Selain melakukan mitigasi dari sisi produk, ada pula perusahaan yang mengantisipasi tingginya CoF ini dengan mendiversifikasi sumber pendanaannya selain dari perbankan. Salah satu yang melakukan itu adalah PT Wahana OttomitraMultiarthaTbk (WOMF).
"Perusahaan sendiri berusaha melakukan diversifikasi sumber pendanaan, diantaranya dengan melakukan penerbitan obligasi untuk memperoleh CoF yang efisien," jelas Direktur WOM Finance Cincin Lisa Hadi.
Ia pun mengaku, adanya kenaikan suku bunga acuan BI beberapa waktu lalu berpengaruh terhadap CoF WOMF. namun Perusahaan masih dapat memperoleh sumber pendanaan dengan tingkat suku bunga yang paling efisien dari pihak perbankan.
Daya Beli Menurun
Selain tertekannya NIM, biaya hidup masyarakat yang naik membuat angka kredit macet di sejumlah perusahaan multifinance meningkat pada awal tahun ini. Para pelaku industri pun berharap kondisi ini tak berjalan lama.
Otoritas Jasa Keuangan mencatat, per April 2024 rasio NPF gross sebesar 2,82%, naik 35 basis poin (bps) secara tahunan. Apabila dibandingkan dengan posisi Desember 2023, rasio NPF naik 38 bps.
Begitu pula dengan NPF net per April 2024 yang naik 20 bps menjadi 0,89% dan naik 25 bps dibandingkan dengan Desember 2023.
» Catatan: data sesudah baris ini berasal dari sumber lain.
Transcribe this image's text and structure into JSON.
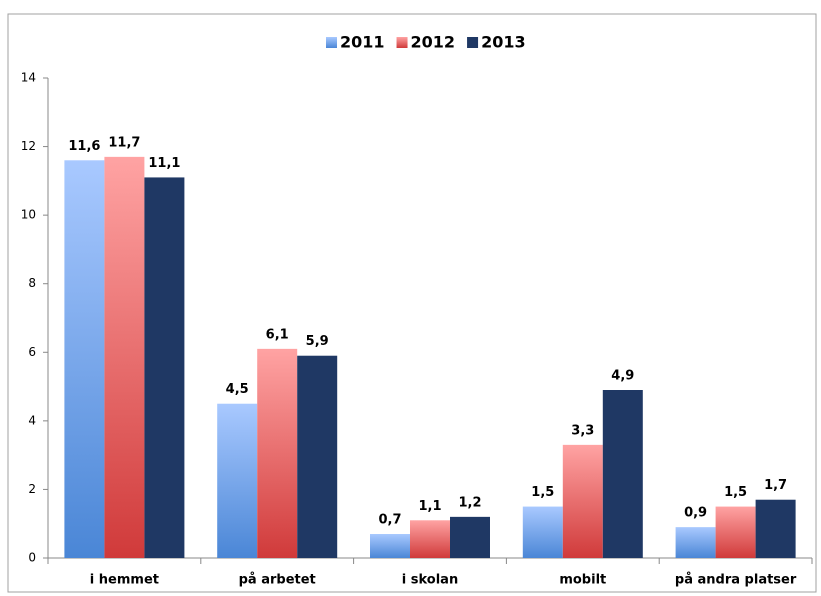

Menyikapi hal tersebut, Ketua Umum Asosiasi Perusahaan Pembiayaan Indonesia (APPI) Suwandi Wiratno menilai NPF multifinance naik karena daya beli masyarakat tertekan harga kebutuhan pokok yang melonjak sejak akhir 2023.
"Nah, dengan demikian, ya suka atau tidak suka, pasti ada sekelompok atau sejumlah orang yang akhirnya harus pembayaran cicilannya tertunda," katanya kepada CNBC Indonesia, dikutip Kamis (14/6/2024).
Hal itu kemudian diikuti dengan melambatnya pertumbuhan piutang di industri multifinance, utamanya sektor otomotif. Selain menurunnya daya beli, perusahaan pembiayaan juga tengah berhadapan dengan kondisi sulit mencari debitur berkualitas baik.
Suwandi menjelaskan saat ini kredit bermasalah telah menjadi isu bagi seluruh industri keuangan. Alhasil banyak calon debitur multifinance yang tercatat memiliki skor kredit buruk.